Heteroscedasticity indicates non-constant error variance across observations. In the wage analysis, plotting residuals might reveal variance increases with experience or education levels. Tests like Glejser, Park, or White's can confirm patterns. Remedies include transforming variables (e.g., logarithmic transformation), using robust standard errors, or generalized least squares to adjust for variance differences .

The residual, calculated as the difference between the predicted and actual selling price (e.g., Predicted price: $320k, Actual price: $300k), indicates an overestimation by the model if positive. This suggests that the factors considered perhaps valued the house higher than what the market determined, hinting at the nuances of 'non-quantified' perceptions or local economic conditions impacting real estate pricing .

The presence of the local garbage incinerator is expected to have a negative effect on housing prices, all else being equal. This can be evaluated by estimating the model log(price)=β 0+β 1log(dist)+u, where `dist` is the distance from a house to the incinerator. A positive estimate for β1 would imply that housing prices increase with distance, supporting the hypothesis that proximity to the incinerator depresses house prices .

If tenure squared is jointly insignificant in the wage model, it suggests that the inclusion of this higher-order term does not contribute additional explanatory power concerning wage variations. This might imply that wage growth does not follow a quadratic pattern with tenure, reinforcing a more linear relationship or indicating model overspecification .

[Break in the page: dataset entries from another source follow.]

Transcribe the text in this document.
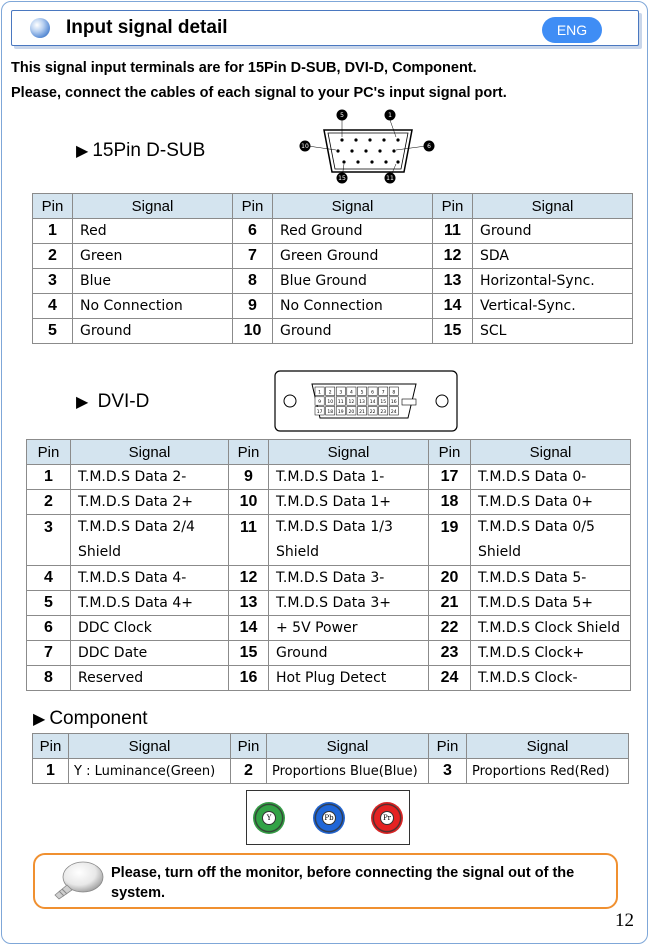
Input signal detail	ENG
This signal input terminals are for 15Pin D-SUB, DVI-D, Component.
Please, connect the cables of each signal to your PC's input signal port.
▶ 15Pin D-SUB
5	1
10	6
15	11
Pin	Signal	Pin	Signal	Pin	Signal
1	Red	6	Red Ground	11	Ground
2	Green	7	Green Ground	12	SDA
3	Blue	8	Blue Ground	13	Horizontal-Sync.
4	No Connection	9	No Connection	14	Vertical-Sync.
5	Ground	10	Ground	15	SCL
▶ DVI-D	1 2 3 4 5 6 7 8
9 10 11 12 13 14 15 16
17 18 19 20 21 22 23 24
Pin	Signal	Pin	Signal	Pin	Signal
1	T.M.D.S Data 2-	9	T.M.D.S Data 1-	17	T.M.D.S Data 0-
2	T.M.D.S Data 2+	10	T.M.D.S Data 1+	18	T.M.D.S Data 0+
3	T.M.D.S Data 2/4 Shield	11	T.M.D.S Data 1/3 Shield	19	T.M.D.S Data 0/5 Shield
4	T.M.D.S Data 4-	12	T.M.D.S Data 3-	20	T.M.D.S Data 5-
5	T.M.D.S Data 4+	13	T.M.D.S Data 3+	21	T.M.D.S Data 5+
6	DDC Clock	14	+ 5V Power	22	T.M.D.S Clock Shield
7	DDC Date	15	Ground	23	T.M.D.S Clock+
8	Reserved	16	Hot Plug Detect	24	T.M.D.S Clock-
▶ Component
Pin	Signal	Pin	Signal	Pin	Signal
1	Y : Luminance(Green)	2	Proportions Blue(Blue)	3	Proportions Red(Red)
Y	Pb	Pr
Please, turn off the monitor, before connecting the signal out of the system.
12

Adding the square of log(intst) to the regression model adjusts for potential non-linear relationships between the distance to the interstate and the housing prices. If this term is significant, it indicates a quadratic relationship, suggesting complex impacts of both proximity and other distance factors, thus refining the causal interpretation of incinerator impacts. This addition reveals the critical nature of model specification on conclusions drawn from regression analysis .

The correlation between log(mktval) and profits within a regression model indicates possible multicollinearity issues, which can inflate the variances of OLS estimators. A high correlation suggests redundant information between the variables, affecting the precision of coefficient estimates and hypothesis testing. OLS estimators remain unbiased, but inference becomes unreliable, indicating a need for variance-inflation factor checks .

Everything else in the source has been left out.